Epitácio Pessoa/AE
Epitácio Pessoa/AE

Andrés mantém Tite e anuncia reforços

Cartola diz ter contratado o atacante Gilberto, o volante Edenílson e promete mais nomes de peso, como Alex

BRUNO DEIRO, FÁBIO HECICO e SANCHES FILHO, O Estado de S.Paulo

16 de maio de 2011 | 00h00

SANTOS - Abatidos com a perda do título, os jogadores do Corinthians ainda passaram por enorme constrangimento neste domingo: o de ir ao pódio, antes do campeão Santos, para receber a taça de vice, que não serve para nada e dificilmente terá lugar na sala de troféus dos clube. Aquela reunião dos derrotados, no início da noite deste domingo, foi a última daqueles titulares - Júlio César não quis voltar ao campo.

O time paulista passará por reformulação enorme no elenco para tentar fechar o ano com algo a comemorar e apagar a quarta frustração seguida: fracasso na Copa Libertadores e no Campeonato Brasileiro de 2010 e na pré-Libertadores e no Paulista deste ano. O técnico Tite - perdeu cinco titulares de 2010 para cá e ainda chegou à decisão - está mantido.

Na última competição sob o comando do presidente Andrés Sanchez - seu mandato acaba em dezembro - , a ordem do mandatário a seus diretores é não pouparem esforços para montar um grupo forte, capaz de por fim à série de decepções.

Alex, do Spartak Moscou, faz exames na terça-feira e será apresentado durante a semana. Fábio Simplício também vai chegar. Não para por aí. São várias as posições que passarão por trocas. Júlio César, que no domingo falhou feio no gol de Neymar e saiu de campo correndo, evitando declarações, deve ganhar concorrência pela vaga. Renan, do Avaí, já foi procurado.

"Logicamente que vamos reforçar, está chegando o Gilberto (atacante do Santa Cruz), o Edenílson (volante do Caxias), o Alex. Desde o final do ano passado estamos tentando contratar. O Liedson demorou cinco meses, o Alex também. Estamos tentando o Seedorf e dois, três, quatro jogadores de nível A estão por vir", disse Andrés, bancando Tite no cargo.

"Agora estamos com uma base pronta e a saída do Tite nem se questiona", afirmou. "Ele me agrada, pegou a equipe faltando seis, sete jogos ano passado (na verdade, oito) e teve média de campeão. Agora no Paulista teve de remontar tudo e chegou numa final", elogiou.

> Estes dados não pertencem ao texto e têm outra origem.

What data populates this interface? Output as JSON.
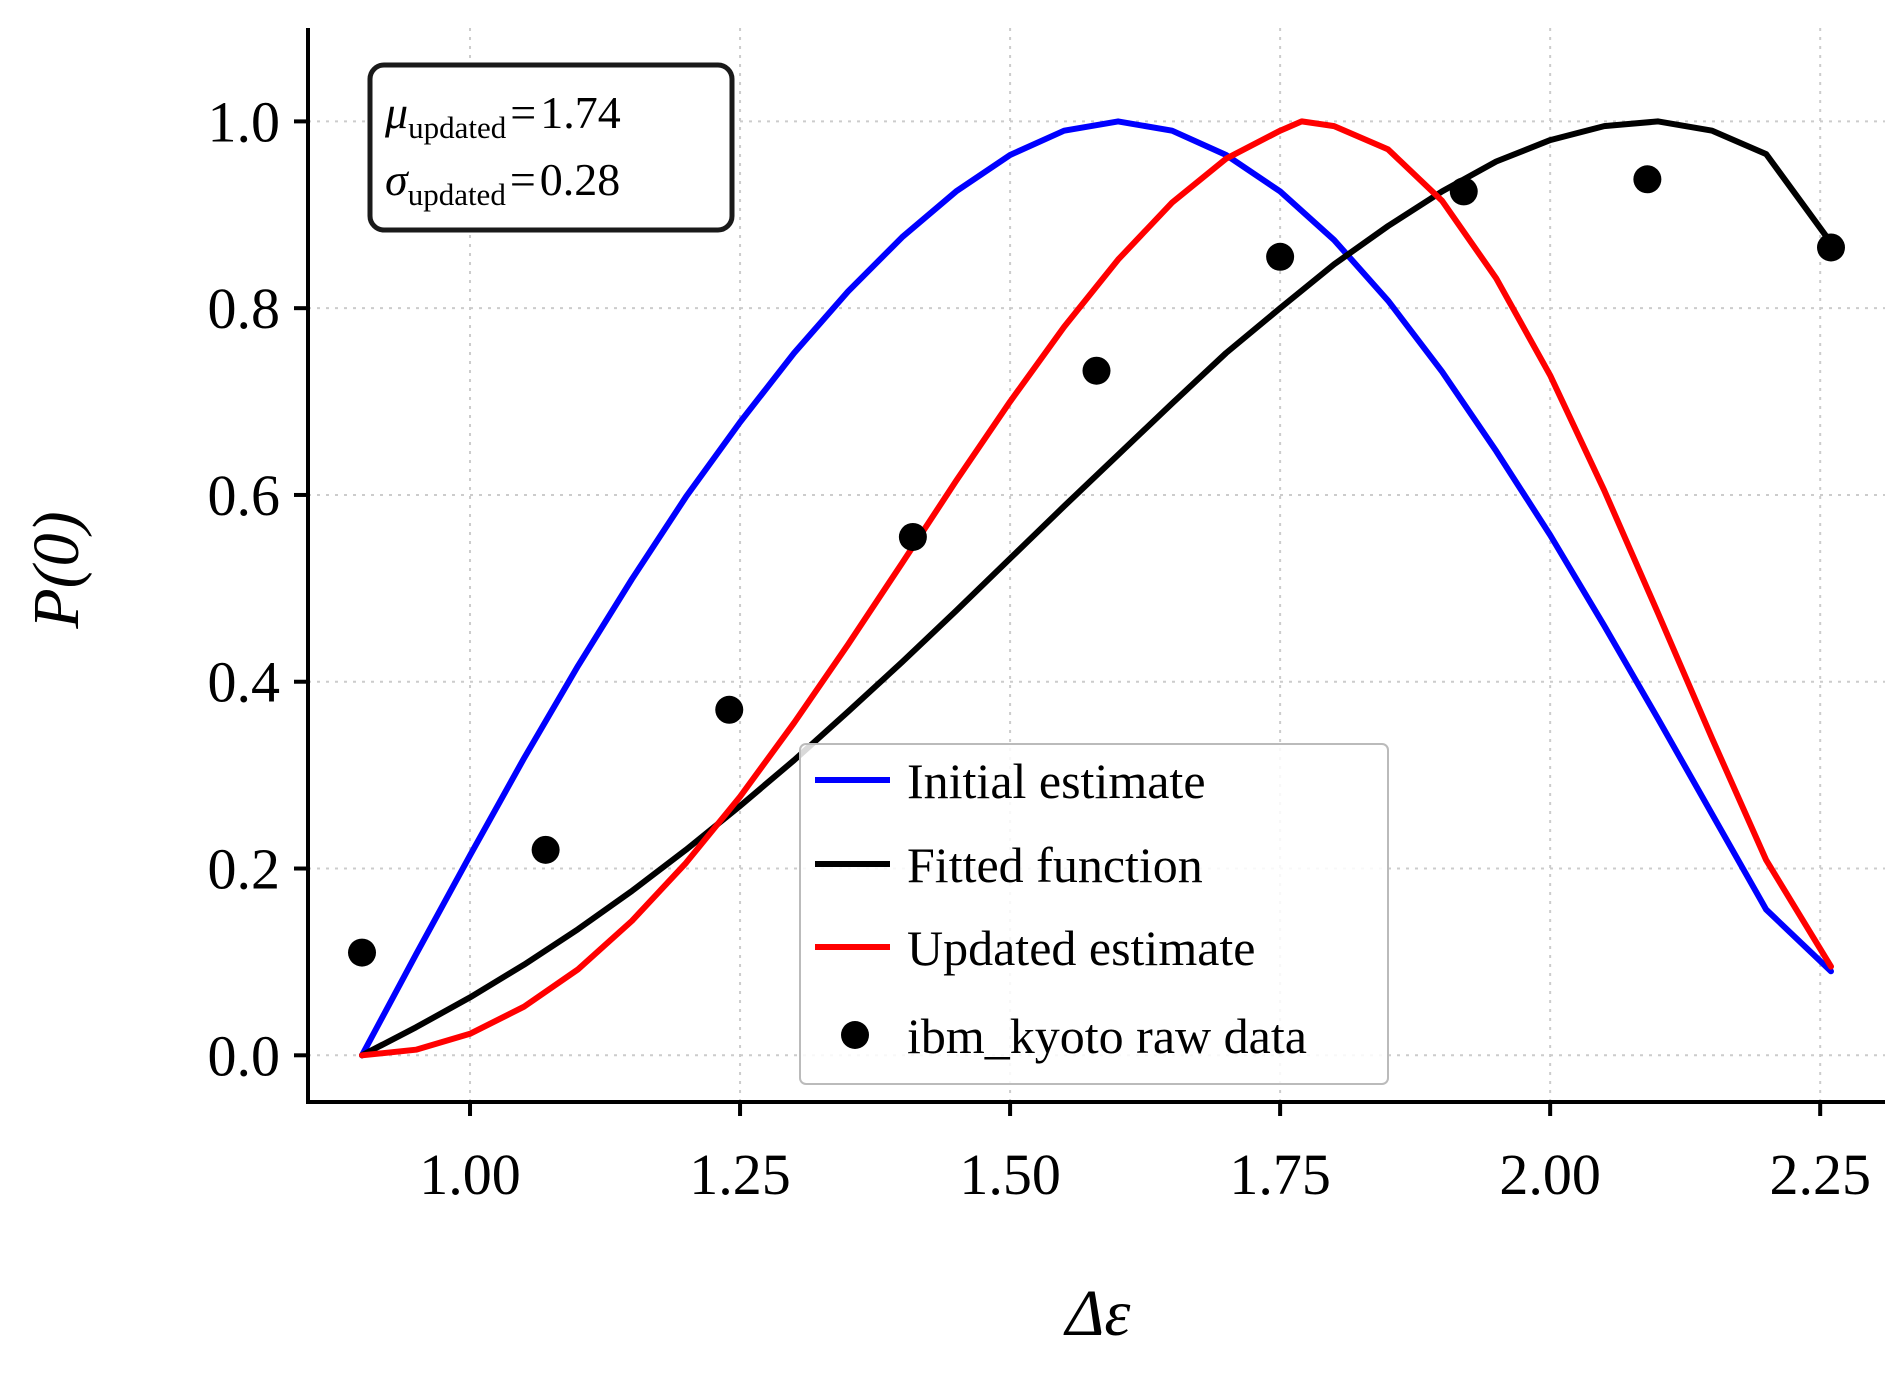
{
  "chart_data": {
    "type": "line",
    "title": "",
    "xlabel": "Δε",
    "ylabel": "P(0)",
    "xlim": [
      0.85,
      2.31
    ],
    "ylim": [
      -0.05,
      1.1
    ],
    "grid": true,
    "legend_position": "lower-center",
    "xticks": [
      1.0,
      1.25,
      1.5,
      1.75,
      2.0,
      2.25
    ],
    "xtick_labels": [
      "1.00",
      "1.25",
      "1.50",
      "1.75",
      "2.00",
      "2.25"
    ],
    "yticks": [
      0.0,
      0.2,
      0.4,
      0.6,
      0.8,
      1.0
    ],
    "ytick_labels": [
      "0.0",
      "0.2",
      "0.4",
      "0.6",
      "0.8",
      "1.0"
    ],
    "series": [
      {
        "name": "Initial estimate",
        "kind": "line",
        "color": "#0000ff",
        "x": [
          0.9,
          0.95,
          1.0,
          1.05,
          1.1,
          1.15,
          1.2,
          1.25,
          1.3,
          1.35,
          1.4,
          1.45,
          1.5,
          1.55,
          1.6,
          1.65,
          1.7,
          1.75,
          1.8,
          1.85,
          1.9,
          1.95,
          2.0,
          2.05,
          2.1,
          2.15,
          2.2,
          2.26
        ],
        "y": [
          0.0,
          0.108,
          0.214,
          0.318,
          0.417,
          0.51,
          0.598,
          0.678,
          0.752,
          0.818,
          0.876,
          0.925,
          0.964,
          0.99,
          1.0,
          0.99,
          0.964,
          0.925,
          0.873,
          0.808,
          0.732,
          0.647,
          0.557,
          0.46,
          0.36,
          0.258,
          0.156,
          0.09
        ]
      },
      {
        "name": "Fitted function",
        "kind": "line",
        "color": "#000000",
        "x": [
          0.9,
          0.95,
          1.0,
          1.05,
          1.1,
          1.15,
          1.2,
          1.25,
          1.3,
          1.35,
          1.4,
          1.45,
          1.5,
          1.55,
          1.6,
          1.65,
          1.7,
          1.75,
          1.8,
          1.85,
          1.9,
          1.95,
          2.0,
          2.05,
          2.1,
          2.15,
          2.2,
          2.26
        ],
        "y": [
          0.0,
          0.03,
          0.062,
          0.097,
          0.135,
          0.176,
          0.22,
          0.267,
          0.316,
          0.368,
          0.421,
          0.476,
          0.532,
          0.588,
          0.643,
          0.698,
          0.752,
          0.8,
          0.847,
          0.888,
          0.925,
          0.957,
          0.98,
          0.995,
          1.0,
          0.99,
          0.965,
          0.87
        ]
      },
      {
        "name": "Updated estimate",
        "kind": "line",
        "color": "#ff0000",
        "x": [
          0.9,
          0.95,
          1.0,
          1.05,
          1.1,
          1.15,
          1.2,
          1.25,
          1.3,
          1.35,
          1.4,
          1.45,
          1.5,
          1.55,
          1.6,
          1.65,
          1.7,
          1.75,
          1.77,
          1.8,
          1.85,
          1.9,
          1.95,
          2.0,
          2.05,
          2.1,
          2.15,
          2.2,
          2.26
        ],
        "y": [
          0.0,
          0.006,
          0.023,
          0.052,
          0.092,
          0.144,
          0.206,
          0.277,
          0.356,
          0.44,
          0.527,
          0.615,
          0.7,
          0.78,
          0.852,
          0.913,
          0.96,
          0.99,
          1.0,
          0.995,
          0.97,
          0.915,
          0.832,
          0.728,
          0.605,
          0.473,
          0.339,
          0.209,
          0.095
        ]
      },
      {
        "name": "ibm_kyoto raw data",
        "kind": "scatter",
        "color": "#000000",
        "x": [
          0.9,
          1.07,
          1.24,
          1.41,
          1.58,
          1.75,
          1.92,
          2.09,
          2.26
        ],
        "y": [
          0.11,
          0.22,
          0.37,
          0.555,
          0.733,
          0.855,
          0.925,
          0.938,
          0.865
        ]
      }
    ],
    "annotation": {
      "mu_symbol": "μ",
      "sigma_symbol": "σ",
      "subscript": "updated",
      "equals": "=",
      "mu_value": "1.74",
      "sigma_value": "0.28"
    }
  }
}
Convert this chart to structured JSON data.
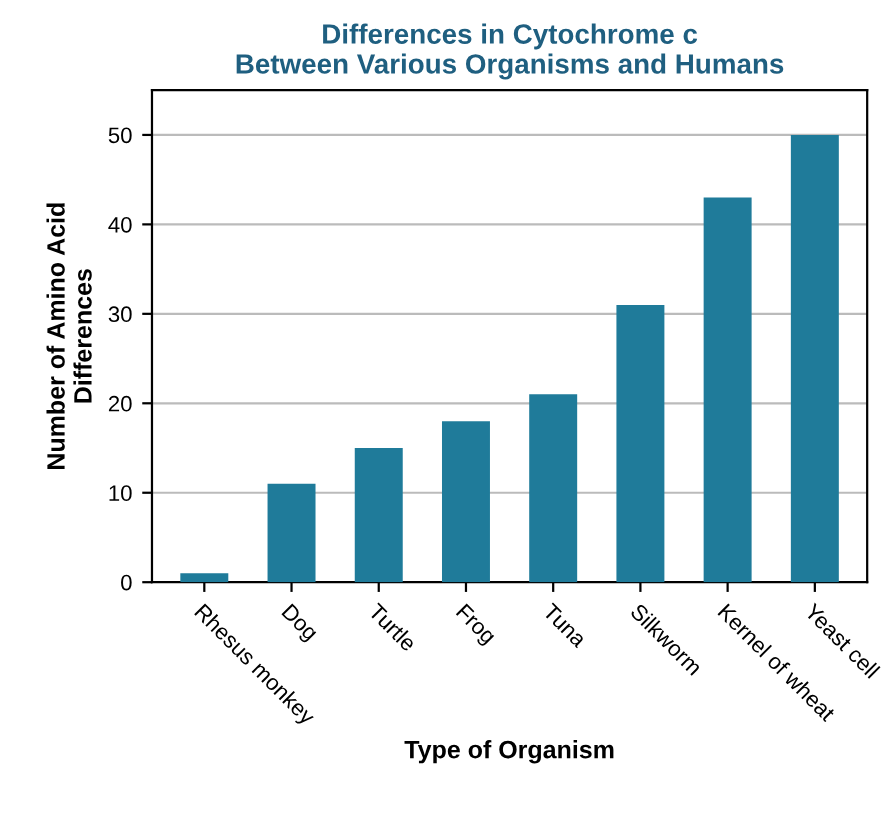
{
  "chart_data": {
    "type": "bar",
    "title": "Differences in Cytochrome c\nBetween Various Organisms and Humans",
    "xlabel": "Type of Organism",
    "ylabel": "Number of Amino Acid\nDifferences",
    "categories": [
      "Rhesus monkey",
      "Dog",
      "Turtle",
      "Frog",
      "Tuna",
      "Silkworm",
      "Kernel of wheat",
      "Yeast cell"
    ],
    "values": [
      1,
      11,
      15,
      18,
      21,
      31,
      43,
      50
    ],
    "color": "#1f7b9a",
    "ylim": [
      0,
      55
    ],
    "yticks": [
      0,
      10,
      20,
      30,
      40,
      50
    ],
    "grid": "y"
  }
}
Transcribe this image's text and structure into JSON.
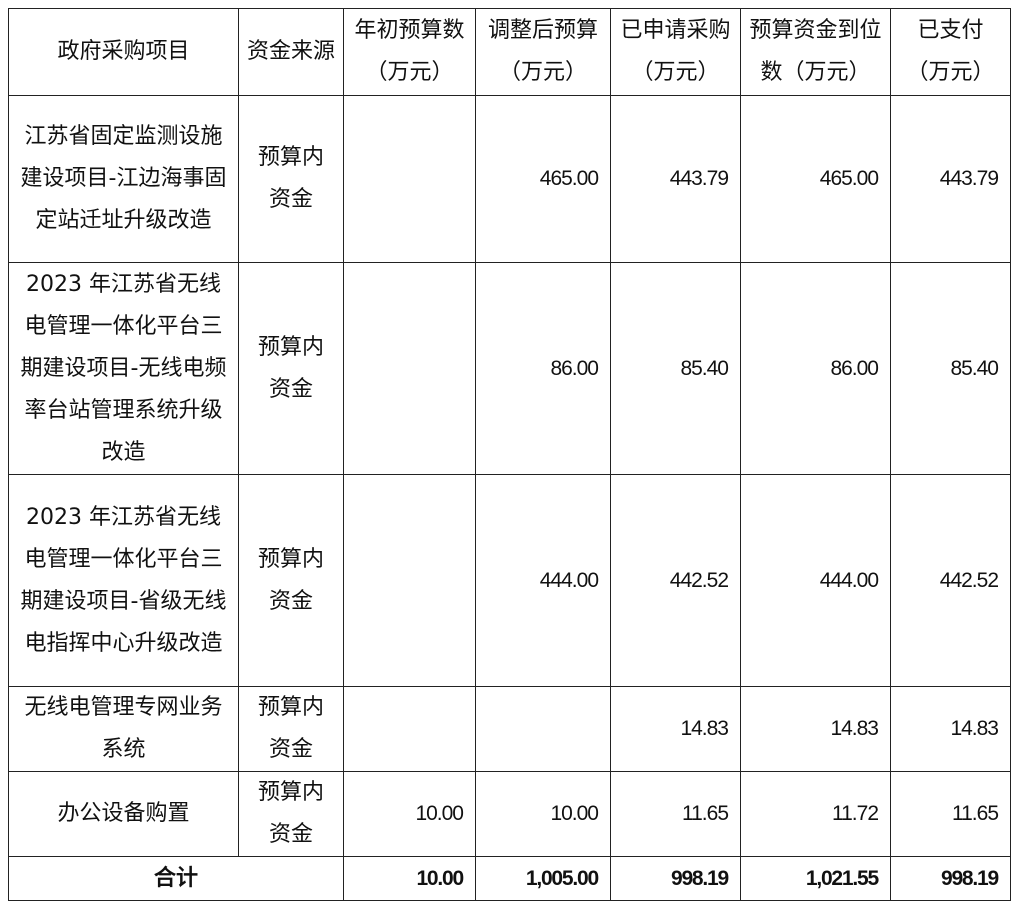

Sem herói nem vilão. O técnico Tite preferiu não falar de futuro. "Nessa hora, só quero falar sobre o que estou sentindo e é uma dor enorme por ter perdido o título. Está doendo para todo corintiano, para minha família, porém quero ter a grandeza de reconhecer o outro lado, que teve mérito numa final de 180 minutos equilibrados."

O treinador ainda defendeu Júlio César, que falhou no segundo gol santista. "Não tem herói e nem vilão. No futebol de grupo não tem um culpado", observou.